At this point the PMs face is red and he´s tugging at his collar. It´s too late to get into the brilliant strategy discussion he had planned, about how the project will transform the company into a "talent management organization" and let it hit the coming talent crisis well prepared, ahead of the competition.
Instead he´s managed to let himself be dragged into the muck of details. He should cut his losses, but instead he ventures:
"well ... in order to be competitive, we must learn to manage talent, we have to treat talent as our number one resource ... uhm ... it´s really important for retention (fumbling now) and we have to build talent pools of pre-qualified people that are interested in working in our company."
He´s reaching now, but they´re quiet. He´s encouraged, maybe he´s getting through. (more likely they´re just giving him rope, curious at what he´ll say next). Foolishly, he presses on:
"We can align corporate goals with workforce planning to gain competitive advantage and prepare for the next ´War For Talent´".

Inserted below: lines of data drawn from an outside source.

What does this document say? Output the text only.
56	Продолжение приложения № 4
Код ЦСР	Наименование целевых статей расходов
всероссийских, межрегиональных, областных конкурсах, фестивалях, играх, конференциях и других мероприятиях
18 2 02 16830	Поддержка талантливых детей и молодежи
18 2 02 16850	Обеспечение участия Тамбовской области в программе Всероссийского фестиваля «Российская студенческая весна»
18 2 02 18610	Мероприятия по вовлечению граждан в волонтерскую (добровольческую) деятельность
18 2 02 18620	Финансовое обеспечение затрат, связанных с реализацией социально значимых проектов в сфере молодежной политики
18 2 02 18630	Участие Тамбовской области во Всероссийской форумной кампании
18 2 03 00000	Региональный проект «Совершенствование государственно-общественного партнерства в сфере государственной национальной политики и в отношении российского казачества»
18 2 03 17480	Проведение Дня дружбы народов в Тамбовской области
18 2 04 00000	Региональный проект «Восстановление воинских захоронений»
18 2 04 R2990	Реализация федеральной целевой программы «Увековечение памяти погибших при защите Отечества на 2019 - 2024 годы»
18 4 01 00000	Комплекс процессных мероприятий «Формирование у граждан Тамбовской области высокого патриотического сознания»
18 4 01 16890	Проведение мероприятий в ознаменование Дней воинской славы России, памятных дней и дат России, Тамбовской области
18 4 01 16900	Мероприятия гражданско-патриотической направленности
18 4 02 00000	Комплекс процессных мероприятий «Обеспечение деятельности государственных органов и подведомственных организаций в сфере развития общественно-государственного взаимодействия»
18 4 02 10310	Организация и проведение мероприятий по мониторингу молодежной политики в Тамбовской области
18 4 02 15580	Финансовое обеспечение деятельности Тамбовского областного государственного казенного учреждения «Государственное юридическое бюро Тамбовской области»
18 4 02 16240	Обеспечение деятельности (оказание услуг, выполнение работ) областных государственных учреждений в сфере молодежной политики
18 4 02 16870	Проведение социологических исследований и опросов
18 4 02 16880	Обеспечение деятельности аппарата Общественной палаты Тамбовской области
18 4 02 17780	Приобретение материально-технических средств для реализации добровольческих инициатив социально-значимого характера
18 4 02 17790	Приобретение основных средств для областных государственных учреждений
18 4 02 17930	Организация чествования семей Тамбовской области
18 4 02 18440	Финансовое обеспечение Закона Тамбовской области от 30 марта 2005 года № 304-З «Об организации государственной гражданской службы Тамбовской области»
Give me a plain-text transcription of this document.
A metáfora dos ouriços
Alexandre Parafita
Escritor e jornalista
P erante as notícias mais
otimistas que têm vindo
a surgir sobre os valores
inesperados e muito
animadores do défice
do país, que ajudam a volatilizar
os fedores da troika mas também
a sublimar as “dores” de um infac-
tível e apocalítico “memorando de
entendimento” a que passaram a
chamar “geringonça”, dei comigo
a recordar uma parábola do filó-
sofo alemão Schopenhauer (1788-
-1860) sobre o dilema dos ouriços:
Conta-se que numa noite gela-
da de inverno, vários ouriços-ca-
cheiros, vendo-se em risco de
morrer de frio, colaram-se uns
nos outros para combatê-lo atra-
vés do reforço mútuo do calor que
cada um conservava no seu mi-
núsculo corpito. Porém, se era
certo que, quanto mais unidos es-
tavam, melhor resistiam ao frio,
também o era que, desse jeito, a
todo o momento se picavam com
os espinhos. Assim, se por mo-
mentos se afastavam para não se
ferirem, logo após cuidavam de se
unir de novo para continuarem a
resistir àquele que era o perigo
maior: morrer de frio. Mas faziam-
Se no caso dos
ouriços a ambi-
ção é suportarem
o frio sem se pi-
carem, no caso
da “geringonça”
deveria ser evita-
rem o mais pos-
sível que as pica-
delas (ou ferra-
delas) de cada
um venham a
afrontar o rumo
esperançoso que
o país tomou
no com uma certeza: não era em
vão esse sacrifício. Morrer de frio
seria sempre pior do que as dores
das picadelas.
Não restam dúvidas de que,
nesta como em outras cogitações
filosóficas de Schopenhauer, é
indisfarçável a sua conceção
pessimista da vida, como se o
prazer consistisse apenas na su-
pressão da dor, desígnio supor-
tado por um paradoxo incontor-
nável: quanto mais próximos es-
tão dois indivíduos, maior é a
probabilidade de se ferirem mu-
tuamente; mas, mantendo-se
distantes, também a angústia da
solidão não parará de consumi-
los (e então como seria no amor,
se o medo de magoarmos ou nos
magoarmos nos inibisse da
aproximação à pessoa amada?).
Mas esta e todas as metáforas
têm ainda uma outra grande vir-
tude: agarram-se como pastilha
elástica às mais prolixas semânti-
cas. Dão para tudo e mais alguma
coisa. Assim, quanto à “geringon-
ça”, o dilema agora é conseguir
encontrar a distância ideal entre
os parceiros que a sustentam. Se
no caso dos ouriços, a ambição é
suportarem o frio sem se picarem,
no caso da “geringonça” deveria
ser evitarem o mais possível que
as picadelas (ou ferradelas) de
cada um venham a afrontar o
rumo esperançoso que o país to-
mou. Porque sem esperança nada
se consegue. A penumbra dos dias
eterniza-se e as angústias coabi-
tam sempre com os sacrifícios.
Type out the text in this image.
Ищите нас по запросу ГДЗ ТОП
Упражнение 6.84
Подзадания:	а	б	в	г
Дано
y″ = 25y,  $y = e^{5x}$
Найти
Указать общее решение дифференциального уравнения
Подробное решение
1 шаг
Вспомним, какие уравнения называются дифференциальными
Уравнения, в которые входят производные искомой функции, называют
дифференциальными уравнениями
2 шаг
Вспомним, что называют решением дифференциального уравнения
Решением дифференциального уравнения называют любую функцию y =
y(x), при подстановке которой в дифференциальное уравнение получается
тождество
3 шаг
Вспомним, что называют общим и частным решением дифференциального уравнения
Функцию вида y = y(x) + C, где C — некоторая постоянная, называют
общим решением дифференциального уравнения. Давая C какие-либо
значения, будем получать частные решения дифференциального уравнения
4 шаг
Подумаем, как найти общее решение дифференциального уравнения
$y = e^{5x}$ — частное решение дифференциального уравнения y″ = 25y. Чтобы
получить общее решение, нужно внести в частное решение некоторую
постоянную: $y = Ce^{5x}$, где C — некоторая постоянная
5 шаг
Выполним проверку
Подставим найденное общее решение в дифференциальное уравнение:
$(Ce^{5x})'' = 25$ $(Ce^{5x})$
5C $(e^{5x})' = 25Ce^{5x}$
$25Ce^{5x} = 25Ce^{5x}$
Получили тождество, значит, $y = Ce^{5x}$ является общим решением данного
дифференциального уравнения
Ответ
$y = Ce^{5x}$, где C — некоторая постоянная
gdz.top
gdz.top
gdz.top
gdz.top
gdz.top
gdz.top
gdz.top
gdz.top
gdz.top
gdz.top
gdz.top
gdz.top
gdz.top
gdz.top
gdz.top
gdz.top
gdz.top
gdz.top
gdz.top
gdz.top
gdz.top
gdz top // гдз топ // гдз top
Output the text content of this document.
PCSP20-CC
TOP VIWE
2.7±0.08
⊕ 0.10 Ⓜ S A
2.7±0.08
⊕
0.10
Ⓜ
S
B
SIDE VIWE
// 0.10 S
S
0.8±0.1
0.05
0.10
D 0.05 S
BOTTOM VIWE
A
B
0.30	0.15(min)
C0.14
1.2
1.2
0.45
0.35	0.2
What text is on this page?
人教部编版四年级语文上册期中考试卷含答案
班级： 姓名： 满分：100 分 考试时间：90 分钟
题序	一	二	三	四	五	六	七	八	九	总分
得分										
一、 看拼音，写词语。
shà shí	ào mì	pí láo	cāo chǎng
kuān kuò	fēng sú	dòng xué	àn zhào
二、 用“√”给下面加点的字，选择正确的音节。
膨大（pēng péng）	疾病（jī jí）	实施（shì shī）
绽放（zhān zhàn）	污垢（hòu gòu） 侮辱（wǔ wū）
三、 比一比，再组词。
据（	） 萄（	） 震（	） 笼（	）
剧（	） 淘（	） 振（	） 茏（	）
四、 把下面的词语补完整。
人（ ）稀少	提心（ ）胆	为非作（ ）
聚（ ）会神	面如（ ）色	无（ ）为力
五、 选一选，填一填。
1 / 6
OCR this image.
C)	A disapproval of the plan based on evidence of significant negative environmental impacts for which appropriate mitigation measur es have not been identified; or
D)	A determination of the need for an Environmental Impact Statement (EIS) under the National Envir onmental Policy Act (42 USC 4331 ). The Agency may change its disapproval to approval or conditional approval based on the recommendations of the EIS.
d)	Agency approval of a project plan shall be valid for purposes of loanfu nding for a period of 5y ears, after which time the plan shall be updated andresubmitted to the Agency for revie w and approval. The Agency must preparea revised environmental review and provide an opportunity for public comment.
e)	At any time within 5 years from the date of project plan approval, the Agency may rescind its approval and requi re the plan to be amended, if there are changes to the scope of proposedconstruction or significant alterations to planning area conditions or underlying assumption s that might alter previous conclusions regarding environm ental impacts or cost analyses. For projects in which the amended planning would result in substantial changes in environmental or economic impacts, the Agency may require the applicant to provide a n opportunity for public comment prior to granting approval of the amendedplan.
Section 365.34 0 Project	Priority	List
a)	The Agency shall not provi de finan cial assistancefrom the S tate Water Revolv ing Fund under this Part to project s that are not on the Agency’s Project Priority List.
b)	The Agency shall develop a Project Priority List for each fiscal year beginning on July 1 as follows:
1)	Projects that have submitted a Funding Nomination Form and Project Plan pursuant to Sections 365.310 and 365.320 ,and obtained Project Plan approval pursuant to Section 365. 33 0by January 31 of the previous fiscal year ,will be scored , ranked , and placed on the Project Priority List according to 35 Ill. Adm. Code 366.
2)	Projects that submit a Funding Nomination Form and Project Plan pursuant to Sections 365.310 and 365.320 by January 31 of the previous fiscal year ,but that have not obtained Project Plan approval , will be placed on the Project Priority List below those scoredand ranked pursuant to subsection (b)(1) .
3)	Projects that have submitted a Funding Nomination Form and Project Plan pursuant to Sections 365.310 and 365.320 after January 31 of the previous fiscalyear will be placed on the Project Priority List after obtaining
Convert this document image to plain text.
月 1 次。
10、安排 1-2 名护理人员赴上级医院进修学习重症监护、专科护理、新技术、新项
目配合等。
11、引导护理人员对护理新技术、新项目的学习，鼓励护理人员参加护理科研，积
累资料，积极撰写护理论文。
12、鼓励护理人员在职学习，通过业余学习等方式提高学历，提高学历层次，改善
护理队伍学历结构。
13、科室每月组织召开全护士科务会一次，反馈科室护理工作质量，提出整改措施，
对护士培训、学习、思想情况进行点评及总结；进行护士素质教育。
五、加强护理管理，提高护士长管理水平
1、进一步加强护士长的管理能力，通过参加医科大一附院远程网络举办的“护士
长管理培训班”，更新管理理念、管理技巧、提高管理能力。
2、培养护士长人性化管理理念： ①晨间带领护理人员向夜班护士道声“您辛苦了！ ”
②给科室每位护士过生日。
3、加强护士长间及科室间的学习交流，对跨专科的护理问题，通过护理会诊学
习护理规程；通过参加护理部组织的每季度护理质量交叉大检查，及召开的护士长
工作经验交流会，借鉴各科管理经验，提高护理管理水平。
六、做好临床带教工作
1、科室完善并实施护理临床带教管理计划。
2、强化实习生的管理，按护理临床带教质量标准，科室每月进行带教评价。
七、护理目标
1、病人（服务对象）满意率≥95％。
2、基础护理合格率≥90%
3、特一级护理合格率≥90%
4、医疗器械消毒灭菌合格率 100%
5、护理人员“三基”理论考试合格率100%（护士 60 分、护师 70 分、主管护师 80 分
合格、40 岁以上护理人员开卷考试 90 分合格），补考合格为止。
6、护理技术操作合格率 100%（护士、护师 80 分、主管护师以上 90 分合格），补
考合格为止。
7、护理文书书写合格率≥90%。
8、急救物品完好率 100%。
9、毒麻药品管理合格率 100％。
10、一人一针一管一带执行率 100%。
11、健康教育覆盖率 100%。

He furiously ruffles through his briefcase to find a copy of McKinsey´s book. Finding it, he takes a desperate chance, he holds it up.
"Here´s a book that McKinsey Consulting wrote on an actual War for talent ... McKinsey and the Harvard Business School Press no less!" (he prays that no one has read it, after all these aren´t HR people).
COO: "Yeah, I looked at that, someone sent me a free copy last year, not sure why. Anyway, they went on and on about how great a job Enron was doing. I stopped reading it at that point, what else does it say?"
The PM puts the book down. The executive committee doesn´t meet for another three months and he´s just wasted his 20 minutes. Yesterday the plan was to seek approval immediately and press ahead with the project, now he´s lost. He thanks the group and mumbles something about sending around some answers to the questions raised with additional supporting material.
The scenario above is definitely an exaggeration, but HR has to put itself in the shoes of senior executives in order to address their concerns more clearly. HR wants the best solutions and can appreciate subtle differences in functionality that might appear trivial to lay persons. HR strategists are "up" on the trends, the labor force demographics, pending talent shortages and the need for workforce planning - most executives aren´t but they can quickly understand the importance if the argument is put to them concisely in terms that are important to them. The key is in demonstrating a solid business case. Clear ROI projections and a well articulated change management strategy are important elements of the pitch. Forget about the vendor selection specifics unless asked and definitely don´t parrot analyst predictions and trendy jargon.